We have a few different options:

  • Using different materials – aluminum VS copper
  • Using more sophisticated parts – heat pipe VS thermoelectric effect
  • Pulling all the heat out of the enclosure by designing a heat sink to which you can also adapt fins for added dissipation


We also have thermal modelling software to help us verify and assess heat transfer.

Thermodynamic and mechanical heat transfer is calculated with the heat transfer coefficient, the proportionality between the heat flux and the thermodynamic driving force for the flow of heat.  Heat flux is a quantitative, vectorial representation of heat flow through a surface.

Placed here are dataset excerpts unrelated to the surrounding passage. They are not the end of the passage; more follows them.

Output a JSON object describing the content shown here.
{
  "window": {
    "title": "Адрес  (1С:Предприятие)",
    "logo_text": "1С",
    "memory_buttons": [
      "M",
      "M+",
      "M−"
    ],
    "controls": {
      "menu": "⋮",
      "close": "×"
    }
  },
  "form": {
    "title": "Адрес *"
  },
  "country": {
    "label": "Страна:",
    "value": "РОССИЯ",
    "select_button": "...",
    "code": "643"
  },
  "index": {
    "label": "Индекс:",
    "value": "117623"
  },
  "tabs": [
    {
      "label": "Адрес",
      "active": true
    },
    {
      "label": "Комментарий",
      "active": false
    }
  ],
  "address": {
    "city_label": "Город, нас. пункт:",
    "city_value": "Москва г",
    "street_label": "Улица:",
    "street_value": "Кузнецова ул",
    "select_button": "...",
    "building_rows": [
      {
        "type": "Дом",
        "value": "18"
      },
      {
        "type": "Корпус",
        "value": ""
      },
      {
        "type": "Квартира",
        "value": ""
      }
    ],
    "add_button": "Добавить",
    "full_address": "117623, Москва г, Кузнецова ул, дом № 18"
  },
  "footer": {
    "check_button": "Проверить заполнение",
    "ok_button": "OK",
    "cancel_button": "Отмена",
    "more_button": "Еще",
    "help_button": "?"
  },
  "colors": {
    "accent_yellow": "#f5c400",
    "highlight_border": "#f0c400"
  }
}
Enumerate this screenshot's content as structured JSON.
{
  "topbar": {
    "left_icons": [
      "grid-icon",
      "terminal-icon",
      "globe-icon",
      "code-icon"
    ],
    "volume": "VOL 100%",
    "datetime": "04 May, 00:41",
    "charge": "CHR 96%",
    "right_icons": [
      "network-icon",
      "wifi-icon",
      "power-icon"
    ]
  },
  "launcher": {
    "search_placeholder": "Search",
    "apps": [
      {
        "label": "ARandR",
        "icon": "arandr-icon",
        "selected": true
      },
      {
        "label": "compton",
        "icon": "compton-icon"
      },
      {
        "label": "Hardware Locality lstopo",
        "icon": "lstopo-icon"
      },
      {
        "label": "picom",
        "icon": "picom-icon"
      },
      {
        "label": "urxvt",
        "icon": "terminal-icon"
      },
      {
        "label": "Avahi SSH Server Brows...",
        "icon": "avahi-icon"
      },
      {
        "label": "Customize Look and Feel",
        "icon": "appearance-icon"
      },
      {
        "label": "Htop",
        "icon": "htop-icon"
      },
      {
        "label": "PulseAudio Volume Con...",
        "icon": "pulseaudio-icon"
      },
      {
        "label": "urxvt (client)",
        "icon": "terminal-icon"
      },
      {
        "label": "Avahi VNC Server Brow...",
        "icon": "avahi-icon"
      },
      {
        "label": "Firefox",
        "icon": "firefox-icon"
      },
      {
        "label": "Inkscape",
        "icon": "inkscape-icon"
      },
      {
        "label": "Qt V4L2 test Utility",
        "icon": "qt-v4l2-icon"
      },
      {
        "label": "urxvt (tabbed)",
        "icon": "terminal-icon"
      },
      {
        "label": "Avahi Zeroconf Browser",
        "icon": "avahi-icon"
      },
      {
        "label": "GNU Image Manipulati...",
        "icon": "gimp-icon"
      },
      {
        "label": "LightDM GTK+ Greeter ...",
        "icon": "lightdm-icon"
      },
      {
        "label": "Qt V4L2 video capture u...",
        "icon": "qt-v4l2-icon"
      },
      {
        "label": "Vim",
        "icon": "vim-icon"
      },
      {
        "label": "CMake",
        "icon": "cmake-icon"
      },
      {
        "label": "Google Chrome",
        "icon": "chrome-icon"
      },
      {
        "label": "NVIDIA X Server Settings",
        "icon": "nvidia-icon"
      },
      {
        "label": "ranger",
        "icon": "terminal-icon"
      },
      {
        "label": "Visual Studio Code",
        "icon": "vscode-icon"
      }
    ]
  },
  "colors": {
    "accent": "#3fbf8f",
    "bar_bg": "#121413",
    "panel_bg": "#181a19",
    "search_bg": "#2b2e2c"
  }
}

Now, you might be thinking: it’s easy, just put holes in the enclosure!”  

If only it were that easy!

This specific casing will have to sit on the exterior of a vehicle as it needs visibility of the outside world in order to detect potential obstacles, meaning, it will have to deal with the weather and its many elements. In the case of LiDAR, the casing is sealed from dust and water and must meet certain standards. There is also the ambient climate/temperature to consider as in some environments the temperature can fluctuate between very hot and very cold and we must ensure functionality across a given range.  This is one of the greatest challenges to LiDAR mechanical design.

It’s always challenging to accommodate electronics, optics and integrators but when done correctly, you end up with a remarkable and dependable product!